Seit rund vier Wochen betreut der ASB-Kreisverband Nienburg in der Flüchtlingsunterkunft in Loccum Menschen aus der Ukraine im Auftrag des Landkreises Nienburg. „Die ersten Geflüchteten sind am 01. April zu uns gekommen; inzwischen hatten wir insgesamt rund 80 Gäste“ berichtet der Leiter der Unterkunft Patrick Frauenreuther vom ASB. Rund 20 neue Gäste treffen pro Woche ein. Die Unterstützung aus der Bevölkerung in Form von Spenden und ehrenamtlicher Unterstützung ist dabei überwältigend.

Schon vor der Eröffnung brachte Herr Bredthauer die vierstellige Spende des Vereins der Islandpferdereiter Meerregion e.V. direkt in Loccum vorbei und brachte wertvolle Erfahrungen aus Hagenburg mit, wo bereits zu diesem Zeitpunkt Menschen aus der Ukraine aufgenommen worden waren.

Foto: ASB/A. Diekmann

Die Mitarbeiter des Altenzentrums Waldfrieden aus Loccum organisierten einen Waffel- und Erbsensuppenverkauf. Die vierstellige Spende wurde von der Geschäftsführung aufgerundet.

Foto: ASB/A. Diekmann

Unterdessen könne man von einer gewissen Routine sprechen, meint er. Die Abläufe funktionieren reibungslos und alle Beteiligten arbeiten gut und kollegial miteinander.
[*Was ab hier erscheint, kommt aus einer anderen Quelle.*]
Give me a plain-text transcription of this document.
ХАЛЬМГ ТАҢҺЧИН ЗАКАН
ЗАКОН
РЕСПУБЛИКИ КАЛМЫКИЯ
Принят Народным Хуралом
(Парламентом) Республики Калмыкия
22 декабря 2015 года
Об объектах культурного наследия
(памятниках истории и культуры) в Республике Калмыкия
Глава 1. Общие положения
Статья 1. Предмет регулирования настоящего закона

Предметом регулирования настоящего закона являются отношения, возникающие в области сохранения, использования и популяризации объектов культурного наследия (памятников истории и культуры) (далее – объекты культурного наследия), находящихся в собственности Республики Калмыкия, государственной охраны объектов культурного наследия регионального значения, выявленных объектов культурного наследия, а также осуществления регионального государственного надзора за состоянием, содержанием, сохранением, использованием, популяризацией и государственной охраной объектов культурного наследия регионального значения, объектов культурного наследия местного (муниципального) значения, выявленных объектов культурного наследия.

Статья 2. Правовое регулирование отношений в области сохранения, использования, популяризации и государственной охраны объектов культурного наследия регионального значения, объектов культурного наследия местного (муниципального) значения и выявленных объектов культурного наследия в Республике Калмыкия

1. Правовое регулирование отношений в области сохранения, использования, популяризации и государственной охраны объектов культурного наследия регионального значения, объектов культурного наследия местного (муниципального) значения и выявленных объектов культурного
Das spiegelt sich auch in Aufenthaltsdauer der einzelnen Gäste wider, die bisher mit 1-4 Tagen überwiegend kurz gehalten werden konnte. Zumeist sei dann ein passender Wohnraum im Landkreis Nienburg gefunden, in dem die Menschen Privatsphäre finden und ankommen können.
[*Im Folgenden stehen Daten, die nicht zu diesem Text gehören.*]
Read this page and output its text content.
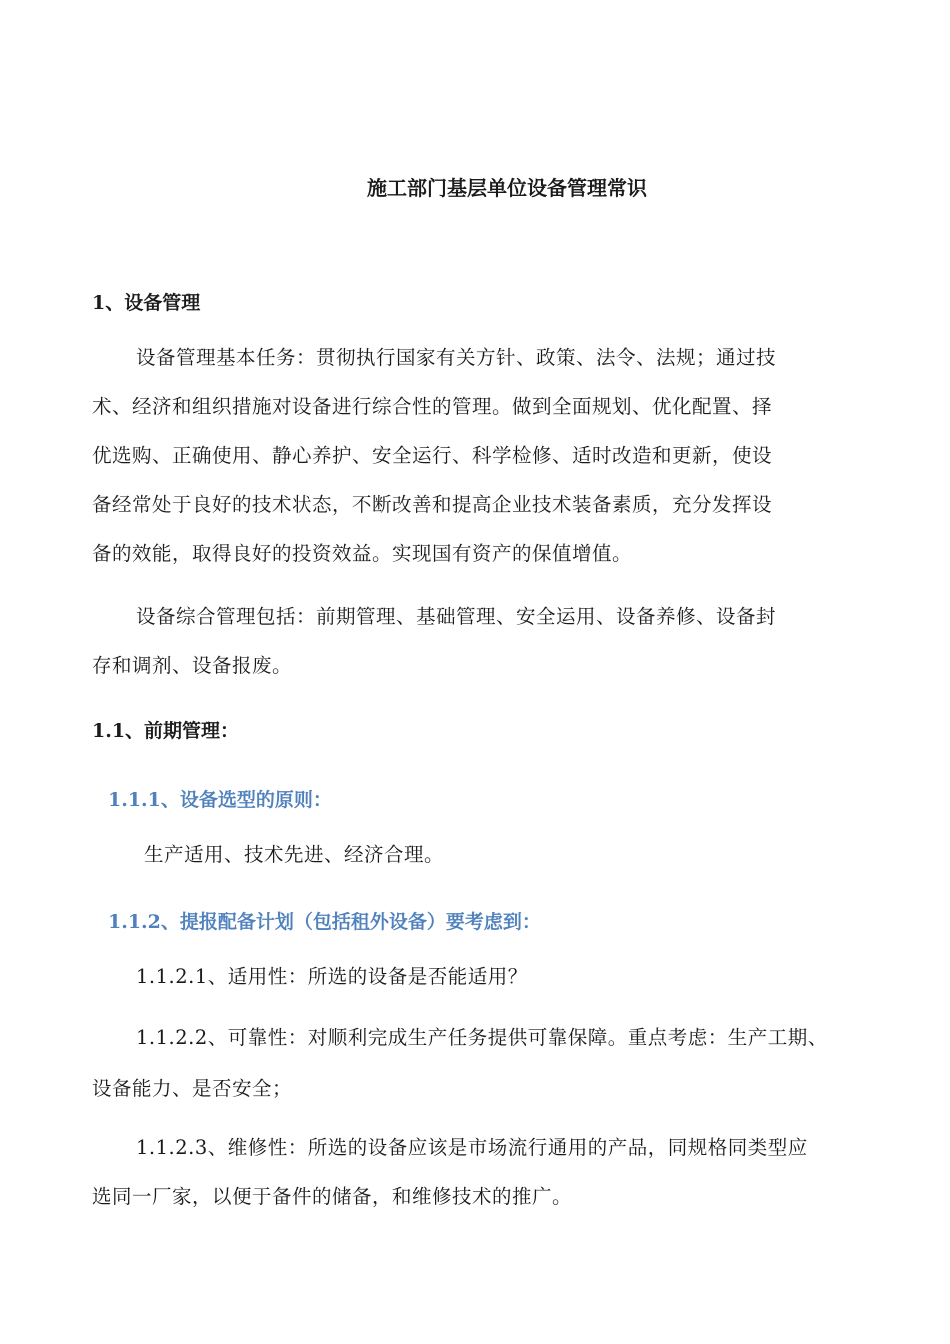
施工部门基层单位设备管理常识
1、设备管理
设备管理基本任务：贯彻执行国家有关方针、政策、法令、法规；通过技
术、经济和组织措施对设备进行综合性的管理。做到全面规划、优化配置、择
优选购、正确使用、静心养护、安全运行、科学检修、适时改造和更新，使设
备经常处于良好的技术状态，不断改善和提高企业技术装备素质，充分发挥设
备的效能，取得良好的投资效益。实现国有资产的保值增值。
设备综合管理包括：前期管理、基础管理、安全运用、设备养修、设备封
存和调剂、设备报废。
1.1、前期管理：
1.1.1、设备选型的原则：
生产适用、技术先进、经济合理。
1.1.2、提报配备计划（包括租外设备）要考虑到：
1.1.2.1、适用性：所选的设备是否能适用？
1.1.2.2、可靠性：对顺利完成生产任务提供可靠保障。重点考虑：生产工期、
设备能力、是否安全；
1.1.2.3、维修性：所选的设备应该是市场流行通用的产品，同规格同类型应
选同一厂家，以便于备件的储备，和维修技术的推广。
Enorme Hilfebereitschaft aus der Bevölkerung

Besonders erfreut zeigen sich die Samariter über die enorme Hilfebereitschaft aus der Bevölkerung. „Es ist großartig wie viele Angebote verschiedenster Art wir bekommen haben und noch immer bekommen“, erzählt ASB-Geschäftsführer Jens Sewohl und lächelt „Unsere Mitmenschen hier ticken doch alle ein bisschen wie wir und helfen hier und jetzt.“

Wenige Beispiele dafür sind die großzügigen Geldspenden, aber auch die zahlreichen Spontanhelfer, die sich gemeldet haben und einfach mit anfassen, wo Unterstützung gebraucht wird.

Spenden vom Verein Islandpferdereiter Meerregion e.V., Alten- und Pflegeheim Waldfrieden Loccum und vom Dinosaurierpark Münchehagen

„Schon in den Aufbautagen besuchte uns Herr Bredthauer vom Verein der Islandpferdereiter Meerregion e.V. mit einer vierstelligen Summe im Gepäck“, so Sewohl. Der Verein hatte auf dem Hof Bredthauer in Hagenburg bereits Mitte März eine Spendensammelaktion unter dem Motto „Bei Kaffee und Kuchen Gutes tun“ durchgeführt und sich entschlossen den Großteil des Erlöses für die Flüchtlingshilfe des ASB vor Ort zu spenden.

Weitere großzügige Spenden gab es z. B. vom Alten- und Pflegeheim Waldfrieden aus Loccum, dessen Mitarbeiter einen Waffel- und Erbsensuppenverkauf zu Gunsten der Flüchtlingshilfe organisierten, der durch die Geschäftsführung auf eine runde vierstellige Summe aufgestockt wurde sowie vom Dinosauerierpark in Münchehagen.

„Wir haben uns über jeden Euro sehr gefreut und setzen das Geld ausdrücklich sehr bedarfsorientiert ein“, erläutert Jens Sewohl. Es diene der Anschaffung von konkreten (Ausstattungs-)Gegenständen für die vertriebenen Menschen. Das sind Dinge für den täglichen Bedarf im zugewiesenen Wohnraum, vom Mixer über die Waschmaschine bis hin zu Schulausstattung oder auch mal einem Fahrrad für die Kinder.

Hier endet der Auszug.